Еще в мае меня вызвали в штаб Жукова – он размещался тогда на окраине Берлина – переводить пересланные сюда дневники Геббельса, найденные нами в его кабинете в «фюрербункере». Между делом я общалась с телеграфисткой Раей. Ее жених, старший лейтенант Власов, привез ей кое‑что из бункера фюрера. При мне она примерила вечернее платье Евы Браун и забраковала его из‑за большого декольте, а синие танкетки в картонной коробке – по крышке надписано, видимо, поставщиком: «Бйг Frl. Eva Braun» – «Для фройляйн Евы Браун» – оставила себе.

Мы обе полны были радужных надежд насчет нашего мирного будущего. В преддверии Победы и краткий миг после нее всем казалось, что нас ждет обновленный мир жизни, в которой будет много больше свободы и много меньше, чем прежде, недоверия. Народ, так самоотверженно проявивший себя на войне, может, казалось, рассчитывать на доверие своих правителей. Ведь и дети «врагов народа», и сами эти «враги», если кого из них выпускали из тюрем, и блатные, и раскулаченные, и священники вставали за отчизну, погибали.

И в духе этих возбужденных надежд на первых порах долетали взбалмошные вести, ими делился со мной Ветров: то о том, что будет дозволена некоторая свобода инициативы, вроде нэпа, для быстрейшего залечивания зияющих ран войны. То будто теперь разрешат ездить в отпуск за границу. Словом, нас волновало и будоражило ожидаемой новью.

Прошло пять месяцев без войны. Из Москвы мало что доходило до нас. И будущее стало рисоваться в прежних, довоенных очертаниях. Ибо если в разгар войны довоенная жизнь казалась такой заманчивой, такой яркой и многообразной, то теперь она потускнела. Кое‑кто из тех, что постарше меня и уже прежде работали, теперь предпочитали жизнь на войне. В первую очередь офицеры, хотя такие настроения были и среди рядовых, хвативших на фронте поболее лиха.

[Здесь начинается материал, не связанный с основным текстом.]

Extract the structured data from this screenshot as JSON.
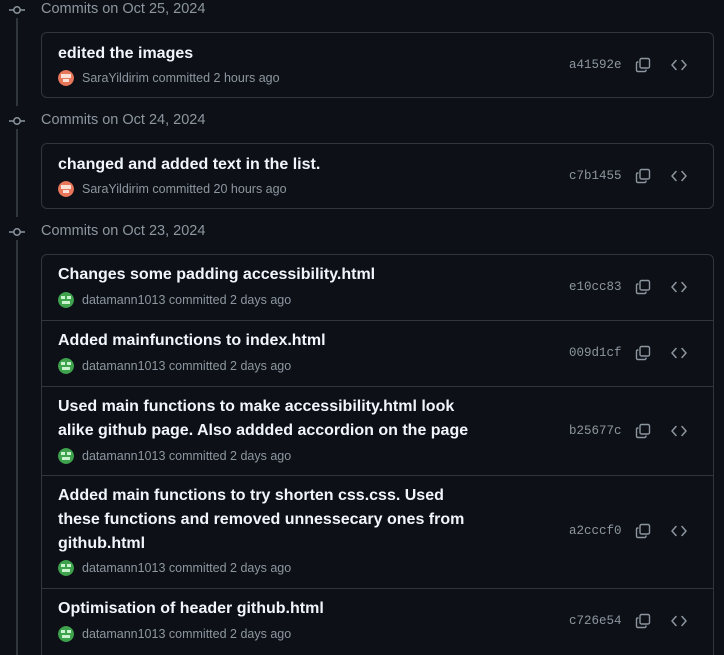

На войне, оказывается, было больше воли, просторнее, не гнуло так травящей подозрительностью и закоулочной опасностью, и цель, за которую надо было класть живот, была правой. Она не была риторична и умозрительна. Она была ясна, несомненна, осязаема. Ставя за нее на кон свою жизнь, человек чувствовал себя человеком, мужчиной, чего лишен был в мирных условиях.

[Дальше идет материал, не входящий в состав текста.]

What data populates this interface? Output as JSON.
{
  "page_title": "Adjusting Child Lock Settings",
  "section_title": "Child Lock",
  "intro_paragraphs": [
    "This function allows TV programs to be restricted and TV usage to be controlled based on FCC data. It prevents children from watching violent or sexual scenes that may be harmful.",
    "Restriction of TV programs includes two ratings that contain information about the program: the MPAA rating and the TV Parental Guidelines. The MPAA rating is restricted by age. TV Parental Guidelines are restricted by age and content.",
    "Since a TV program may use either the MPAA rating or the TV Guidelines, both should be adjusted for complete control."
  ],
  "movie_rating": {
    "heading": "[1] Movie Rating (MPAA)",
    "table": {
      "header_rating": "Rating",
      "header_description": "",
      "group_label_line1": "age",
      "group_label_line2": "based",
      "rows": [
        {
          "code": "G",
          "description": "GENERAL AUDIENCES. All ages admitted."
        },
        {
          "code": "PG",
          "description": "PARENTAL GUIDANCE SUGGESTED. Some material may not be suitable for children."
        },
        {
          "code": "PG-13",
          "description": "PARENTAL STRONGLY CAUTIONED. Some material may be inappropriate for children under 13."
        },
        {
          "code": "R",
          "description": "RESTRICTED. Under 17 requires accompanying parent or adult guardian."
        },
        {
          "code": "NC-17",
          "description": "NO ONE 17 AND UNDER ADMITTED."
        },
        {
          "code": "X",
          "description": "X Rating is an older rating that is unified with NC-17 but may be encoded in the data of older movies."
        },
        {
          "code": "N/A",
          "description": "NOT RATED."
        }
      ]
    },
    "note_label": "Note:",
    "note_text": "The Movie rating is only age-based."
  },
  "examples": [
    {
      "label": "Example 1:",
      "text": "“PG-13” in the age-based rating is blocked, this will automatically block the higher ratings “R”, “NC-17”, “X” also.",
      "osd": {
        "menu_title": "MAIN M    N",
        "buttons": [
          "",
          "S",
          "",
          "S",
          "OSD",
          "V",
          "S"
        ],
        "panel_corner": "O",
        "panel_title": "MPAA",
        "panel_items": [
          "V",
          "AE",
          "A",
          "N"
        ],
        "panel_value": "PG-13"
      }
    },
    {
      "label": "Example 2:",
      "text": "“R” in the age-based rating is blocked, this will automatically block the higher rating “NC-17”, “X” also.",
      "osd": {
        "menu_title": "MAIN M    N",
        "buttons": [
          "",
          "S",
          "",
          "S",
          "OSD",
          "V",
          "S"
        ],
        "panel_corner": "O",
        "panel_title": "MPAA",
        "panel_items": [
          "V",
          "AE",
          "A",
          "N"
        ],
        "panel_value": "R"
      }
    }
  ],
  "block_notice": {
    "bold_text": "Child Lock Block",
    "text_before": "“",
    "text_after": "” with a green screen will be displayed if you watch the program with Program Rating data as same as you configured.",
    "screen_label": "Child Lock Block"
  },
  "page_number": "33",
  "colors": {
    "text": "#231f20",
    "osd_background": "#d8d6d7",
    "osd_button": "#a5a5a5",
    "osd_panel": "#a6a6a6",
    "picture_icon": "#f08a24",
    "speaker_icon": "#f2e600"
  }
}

В Потсдаме мы на прощание сидели с Раей в осеннем саду. Был тихий предвечерний час. Немец, хозяин дома, где жила Рая, взобравшись на подставленную к яблоне стремянку, рукой в перчатке осторожно снимал плоды. Все было так, словно глубокий покой сошел на землю. Но в душе его не было.

 

Оформление документов по демобилизации затягивалось. Но все равно не представлялось возможным уехать домой. Демобилизованные осаждали эшелоны, брали с боя, облепляли крыши. Говорили: пройдут месяцы, прежде чем немного рассосется.

Всех обуял яростный порыв: домой! Каждый день оттяжки – несчастье. Вопли, гогот тех, кто пролез, уцепился, вскарабкался на крышу, песни, бесшабашность. «Мы – с войны!» – плакаты вдоль вагона. Встречайте! «Мы победили!», «Мы – из Берлина!»

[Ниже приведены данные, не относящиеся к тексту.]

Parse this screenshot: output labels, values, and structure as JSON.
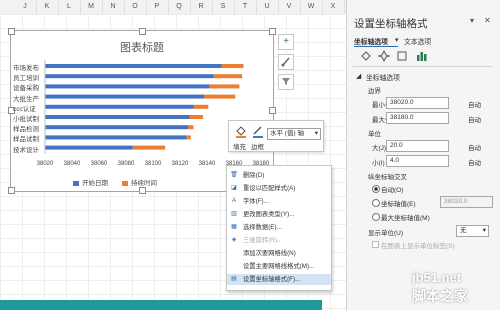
{
  "sheet": {
    "columns": [
      "J",
      "K",
      "L",
      "M",
      "N",
      "O",
      "P",
      "Q",
      "R",
      "S",
      "T",
      "U",
      "V",
      "W",
      "X"
    ]
  },
  "chart": {
    "title": "图表标题",
    "categories": [
      "市场发布",
      "员工培训",
      "设备采购",
      "大批生产",
      "ccc认证",
      "小批试制",
      "样品检测",
      "样品试制",
      "技术设计"
    ],
    "x_ticks": [
      "38020",
      "38040",
      "38060",
      "38080",
      "38100",
      "38120",
      "38140",
      "38160",
      "38180"
    ],
    "legend": {
      "start": "开始日期",
      "duration": "持续时间"
    }
  },
  "chart_data": {
    "type": "bar",
    "orientation": "horizontal",
    "stacked": true,
    "title": "图表标题",
    "categories": [
      "市场发布",
      "员工培训",
      "设备采购",
      "大批生产",
      "ccc认证",
      "小批试制",
      "样品检测",
      "样品试制",
      "技术设计"
    ],
    "xlim": [
      38020,
      38180
    ],
    "series": [
      {
        "name": "开始日期",
        "values": [
          38151,
          38145,
          38142,
          38138,
          38130,
          38127,
          38126,
          38125,
          38085
        ]
      },
      {
        "name": "持续时间",
        "values": [
          16,
          21,
          22,
          23,
          11,
          10,
          4,
          3,
          24
        ]
      }
    ],
    "colors": {
      "start": "#4472c4",
      "duration": "#ed7d31"
    },
    "legend_position": "bottom",
    "grid": false
  },
  "mini_toolbar": {
    "axis_select": "水平 (值) 轴",
    "fill_label": "填充",
    "border_label": "边框"
  },
  "context_menu": {
    "items": [
      {
        "label": "删除(D)",
        "icon": "delete-icon",
        "disabled": false
      },
      {
        "label": "重设以匹配样式(A)",
        "icon": "reset-style-icon",
        "disabled": false
      },
      {
        "label": "字体(F)...",
        "icon": "font-icon",
        "disabled": false
      },
      {
        "label": "更改图表类型(Y)...",
        "icon": "chart-type-icon",
        "disabled": false
      },
      {
        "label": "选择数据(E)...",
        "icon": "select-data-icon",
        "disabled": false
      },
      {
        "label": "三维旋转(R)...",
        "icon": "rotate-3d-icon",
        "disabled": true
      },
      {
        "label": "添加次要网格线(N)",
        "icon": "",
        "disabled": false
      },
      {
        "label": "设置主要网格线格式(M)...",
        "icon": "",
        "disabled": false
      },
      {
        "label": "设置坐标轴格式(F)...",
        "icon": "format-axis-icon",
        "disabled": false
      }
    ]
  },
  "pane": {
    "title": "设置坐标轴格式",
    "tabs": [
      "坐标轴选项",
      "文本选项"
    ],
    "section": "坐标轴选项",
    "bounds_label": "边界",
    "min_label": "最小值(B)",
    "min_value": "38020.0",
    "max_label": "最大值(M)",
    "max_value": "38180.0",
    "auto": "自动",
    "units_label": "单位",
    "major_label": "大(J)",
    "major_value": "20.0",
    "minor_label": "小(I)",
    "minor_value": "4.0",
    "cross_label": "纵坐标轴交叉",
    "cross_auto": "自动(O)",
    "cross_value_label": "坐标轴值(E)",
    "cross_value": "38020.0",
    "cross_max": "最大坐标轴值(M)",
    "display_units_label": "显示单位(U)",
    "display_units_value": "无",
    "show_units_label": "在图表上显示单位标签(S)"
  },
  "watermark": {
    "site": "jb51.net",
    "name": "脚本之家"
  }
}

Это потом, на родине, отойдя, осев, зажив с миром, ощутят ностальгию по войне. И появится заражающая, как зевота, офицерская усмешечка: «Войнишки бы на час», – на тот звездный, какой был либо вслед привиделся.

И я истреблялась в томительном ожидании отъезда. Делать было нечего, только уповать на доброе содействие. Жила покуда что в офицерской гостинице – массивном доме с широкими коридорами и просторными комнатами, здесь до недавнего времени была богадельня. Где‑то теперь жили ее обитатели, старухи?

В комнате, отведенной мне, были следы недавней ее хозяйки – под стеклянным колпаком маленький храм из кости и распятие в нем, кресты на четках из перламутровых или деревянных бусинок. Вскоре среди этих культовых предметов поместился на видном месте белый эмалированный дуршлаг. Он принадлежал девушке Тане, подселенной ко мне. Я уезжала, она же только прибыла в Германию, прослужив всю войну в армии и окончив ее на нашей земле. В Сталинграде погибла ее большая, дружная, хлебосольная семья, осталась жива одна мать – на пепелище и в муках утрат и одиночества.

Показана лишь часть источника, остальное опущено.